Why stop here? I went the extra mile and ingested 25,000+ Google Docs visited by commoncrawl and urlscan. I went even further and created an interface where you can hunt and view documents. It’s called dochunt.

Check out the document page for our phishing doc.

As a threat intelligence analyst, I’m also interested in other docs from this campaign. I can search my corpus for other documents using the phrase “確認する”. There are 69 results in my corpus (so far) targeting many brands including American Express, Amazon, JCB, and VISA.

Many results for a financially-motivated campaign targeting a Japanese audience

There isn’t any other way to link these documents together into a single campaign without parsing the HTML.

Prior art

Parsing Google Docs content isn’t a new concept. Draftback is a Google extension that plays back the history of a document. The author, James Somers, wrote about his investigative journey into Google Docs way back in 2014. In the article he discusses some of the Kix engine behaviour.

The source code for github.com/google/llm-sidebar-with-context uses a similar text extraction strategy for Google Docs

FAQ

Can I extract author metadata?

No.

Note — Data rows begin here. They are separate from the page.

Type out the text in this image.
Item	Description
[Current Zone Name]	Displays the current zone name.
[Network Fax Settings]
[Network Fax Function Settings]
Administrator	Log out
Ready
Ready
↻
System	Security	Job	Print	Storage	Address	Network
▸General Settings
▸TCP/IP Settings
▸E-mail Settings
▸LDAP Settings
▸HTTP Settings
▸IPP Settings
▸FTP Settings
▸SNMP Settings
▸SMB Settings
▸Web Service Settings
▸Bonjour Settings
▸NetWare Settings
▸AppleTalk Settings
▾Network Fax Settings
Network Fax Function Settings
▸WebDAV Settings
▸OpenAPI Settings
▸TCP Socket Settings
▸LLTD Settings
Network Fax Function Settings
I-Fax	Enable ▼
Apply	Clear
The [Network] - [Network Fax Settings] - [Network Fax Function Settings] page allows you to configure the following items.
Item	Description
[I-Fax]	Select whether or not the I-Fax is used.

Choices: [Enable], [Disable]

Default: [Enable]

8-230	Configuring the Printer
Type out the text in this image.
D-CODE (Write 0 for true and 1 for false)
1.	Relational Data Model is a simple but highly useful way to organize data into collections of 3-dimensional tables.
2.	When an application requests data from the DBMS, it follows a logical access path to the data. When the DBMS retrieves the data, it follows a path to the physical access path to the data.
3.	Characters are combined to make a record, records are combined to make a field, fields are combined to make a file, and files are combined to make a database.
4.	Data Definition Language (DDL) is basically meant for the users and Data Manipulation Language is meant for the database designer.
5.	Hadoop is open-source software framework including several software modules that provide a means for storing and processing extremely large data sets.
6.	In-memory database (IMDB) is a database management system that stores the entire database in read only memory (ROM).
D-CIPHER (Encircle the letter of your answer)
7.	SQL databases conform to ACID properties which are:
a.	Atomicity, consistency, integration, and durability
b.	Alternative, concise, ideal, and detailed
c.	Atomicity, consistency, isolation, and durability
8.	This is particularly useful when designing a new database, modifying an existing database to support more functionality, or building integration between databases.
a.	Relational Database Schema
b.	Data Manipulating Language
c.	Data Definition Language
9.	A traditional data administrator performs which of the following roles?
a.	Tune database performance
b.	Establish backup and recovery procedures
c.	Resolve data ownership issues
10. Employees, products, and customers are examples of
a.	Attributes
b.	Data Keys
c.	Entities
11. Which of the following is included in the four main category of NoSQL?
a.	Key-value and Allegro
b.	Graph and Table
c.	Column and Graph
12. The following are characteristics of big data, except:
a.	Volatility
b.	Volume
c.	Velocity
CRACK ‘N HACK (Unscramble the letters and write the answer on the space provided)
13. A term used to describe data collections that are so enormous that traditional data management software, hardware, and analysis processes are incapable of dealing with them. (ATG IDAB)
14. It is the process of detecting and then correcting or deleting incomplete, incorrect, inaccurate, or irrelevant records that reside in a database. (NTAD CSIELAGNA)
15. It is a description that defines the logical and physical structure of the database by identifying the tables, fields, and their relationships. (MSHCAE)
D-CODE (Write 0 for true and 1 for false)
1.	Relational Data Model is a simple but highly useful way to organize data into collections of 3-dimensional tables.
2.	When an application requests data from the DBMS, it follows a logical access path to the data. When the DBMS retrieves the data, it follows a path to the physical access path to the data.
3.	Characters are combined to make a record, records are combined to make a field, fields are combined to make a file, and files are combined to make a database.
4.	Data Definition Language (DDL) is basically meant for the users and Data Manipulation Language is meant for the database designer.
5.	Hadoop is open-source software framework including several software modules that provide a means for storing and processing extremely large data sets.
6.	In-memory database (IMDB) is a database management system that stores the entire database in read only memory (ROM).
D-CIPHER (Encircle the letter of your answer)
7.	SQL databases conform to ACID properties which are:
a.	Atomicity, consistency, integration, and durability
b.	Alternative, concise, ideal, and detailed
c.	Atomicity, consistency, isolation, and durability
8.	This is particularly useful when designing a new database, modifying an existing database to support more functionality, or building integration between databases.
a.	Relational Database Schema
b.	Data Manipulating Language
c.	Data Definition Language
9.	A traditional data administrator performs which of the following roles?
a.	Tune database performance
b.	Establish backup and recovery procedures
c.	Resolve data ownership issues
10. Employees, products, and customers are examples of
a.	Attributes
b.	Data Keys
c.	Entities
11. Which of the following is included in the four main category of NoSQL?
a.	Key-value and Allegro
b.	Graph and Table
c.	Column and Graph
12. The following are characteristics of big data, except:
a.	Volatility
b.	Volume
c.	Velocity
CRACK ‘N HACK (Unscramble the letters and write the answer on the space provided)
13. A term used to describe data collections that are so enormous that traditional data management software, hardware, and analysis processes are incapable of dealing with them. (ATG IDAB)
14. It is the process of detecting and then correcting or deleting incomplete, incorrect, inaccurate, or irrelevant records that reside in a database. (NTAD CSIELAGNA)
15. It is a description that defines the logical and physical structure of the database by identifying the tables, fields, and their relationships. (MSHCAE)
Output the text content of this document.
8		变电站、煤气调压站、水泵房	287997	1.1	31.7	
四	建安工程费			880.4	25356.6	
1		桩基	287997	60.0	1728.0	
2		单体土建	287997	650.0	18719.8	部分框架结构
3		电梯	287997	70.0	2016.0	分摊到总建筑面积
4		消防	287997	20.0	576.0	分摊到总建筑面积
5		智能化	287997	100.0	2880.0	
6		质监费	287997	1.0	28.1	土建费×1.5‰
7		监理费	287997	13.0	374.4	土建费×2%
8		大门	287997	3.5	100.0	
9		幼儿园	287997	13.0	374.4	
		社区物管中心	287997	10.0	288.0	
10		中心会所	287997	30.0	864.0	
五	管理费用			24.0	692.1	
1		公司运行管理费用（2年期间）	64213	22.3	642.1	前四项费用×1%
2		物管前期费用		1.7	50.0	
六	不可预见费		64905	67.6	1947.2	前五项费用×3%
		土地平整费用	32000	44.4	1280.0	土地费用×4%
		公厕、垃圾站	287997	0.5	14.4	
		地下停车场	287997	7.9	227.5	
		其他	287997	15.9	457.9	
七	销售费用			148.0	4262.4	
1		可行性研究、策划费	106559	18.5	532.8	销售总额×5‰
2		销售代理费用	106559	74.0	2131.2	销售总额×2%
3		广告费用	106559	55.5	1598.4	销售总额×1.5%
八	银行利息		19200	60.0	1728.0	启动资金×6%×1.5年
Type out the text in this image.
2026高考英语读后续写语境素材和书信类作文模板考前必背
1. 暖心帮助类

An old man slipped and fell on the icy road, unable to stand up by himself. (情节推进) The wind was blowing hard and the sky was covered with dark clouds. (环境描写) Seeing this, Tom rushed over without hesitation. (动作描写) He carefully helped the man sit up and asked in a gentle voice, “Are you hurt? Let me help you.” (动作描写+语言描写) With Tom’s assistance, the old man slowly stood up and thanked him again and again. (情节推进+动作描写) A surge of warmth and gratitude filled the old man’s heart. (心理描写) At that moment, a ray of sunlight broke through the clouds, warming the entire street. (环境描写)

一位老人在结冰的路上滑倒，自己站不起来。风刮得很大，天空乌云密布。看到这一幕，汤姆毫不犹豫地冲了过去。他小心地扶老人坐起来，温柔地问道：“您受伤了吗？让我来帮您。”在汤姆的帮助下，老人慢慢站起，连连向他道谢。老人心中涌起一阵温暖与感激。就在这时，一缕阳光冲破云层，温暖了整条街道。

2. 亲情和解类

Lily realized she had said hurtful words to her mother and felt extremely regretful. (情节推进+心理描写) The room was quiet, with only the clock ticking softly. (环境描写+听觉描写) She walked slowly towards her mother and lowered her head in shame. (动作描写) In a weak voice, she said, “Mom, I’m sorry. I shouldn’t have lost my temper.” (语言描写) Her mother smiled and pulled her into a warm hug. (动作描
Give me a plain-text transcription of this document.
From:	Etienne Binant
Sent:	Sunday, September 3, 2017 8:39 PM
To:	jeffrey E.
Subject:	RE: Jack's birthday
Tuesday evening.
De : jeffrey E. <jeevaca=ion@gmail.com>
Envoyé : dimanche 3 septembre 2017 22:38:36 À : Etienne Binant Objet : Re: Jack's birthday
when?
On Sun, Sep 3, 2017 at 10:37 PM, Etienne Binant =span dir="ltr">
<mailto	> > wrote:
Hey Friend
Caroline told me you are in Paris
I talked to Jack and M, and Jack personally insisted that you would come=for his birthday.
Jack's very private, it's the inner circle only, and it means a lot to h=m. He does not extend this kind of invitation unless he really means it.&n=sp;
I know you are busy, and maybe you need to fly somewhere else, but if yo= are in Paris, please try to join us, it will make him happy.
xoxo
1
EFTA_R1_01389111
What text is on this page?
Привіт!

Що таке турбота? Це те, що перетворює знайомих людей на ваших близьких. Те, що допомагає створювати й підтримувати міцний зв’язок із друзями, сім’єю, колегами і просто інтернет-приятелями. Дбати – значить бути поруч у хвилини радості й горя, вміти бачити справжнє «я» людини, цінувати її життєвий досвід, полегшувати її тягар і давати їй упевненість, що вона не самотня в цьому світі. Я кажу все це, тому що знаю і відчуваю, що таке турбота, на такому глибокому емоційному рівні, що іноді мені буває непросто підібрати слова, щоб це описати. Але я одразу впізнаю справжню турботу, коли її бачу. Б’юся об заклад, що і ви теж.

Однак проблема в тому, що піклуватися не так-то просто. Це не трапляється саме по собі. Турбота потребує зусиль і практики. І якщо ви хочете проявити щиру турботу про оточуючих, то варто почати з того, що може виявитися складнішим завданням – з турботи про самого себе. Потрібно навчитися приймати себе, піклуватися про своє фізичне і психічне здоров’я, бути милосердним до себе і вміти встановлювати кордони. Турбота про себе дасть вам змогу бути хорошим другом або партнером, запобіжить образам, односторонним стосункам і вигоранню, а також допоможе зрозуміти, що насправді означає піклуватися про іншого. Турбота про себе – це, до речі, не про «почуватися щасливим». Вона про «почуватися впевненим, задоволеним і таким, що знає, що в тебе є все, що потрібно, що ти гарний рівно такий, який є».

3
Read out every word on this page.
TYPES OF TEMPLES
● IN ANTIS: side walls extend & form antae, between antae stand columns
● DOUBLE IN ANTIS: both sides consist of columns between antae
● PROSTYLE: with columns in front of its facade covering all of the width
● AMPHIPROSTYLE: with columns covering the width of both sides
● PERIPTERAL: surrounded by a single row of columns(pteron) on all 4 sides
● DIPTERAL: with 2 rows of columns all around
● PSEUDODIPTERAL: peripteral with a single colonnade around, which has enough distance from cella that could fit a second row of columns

Not from static HTML. The static HTML content does not contain the author’s Gaia ID or email address. The only way to identify the author is by opening the document in a browser and waiting for the author to open the document. Their name and profile picture will appear on the screen (and their Gaia ID is visible if you review the network requests).

Can I see when the document was last modified?

No, not as an anonymous user without edit permissions.

Why did you do this?

Sheer expression of free will and cognitive thumb twiddling.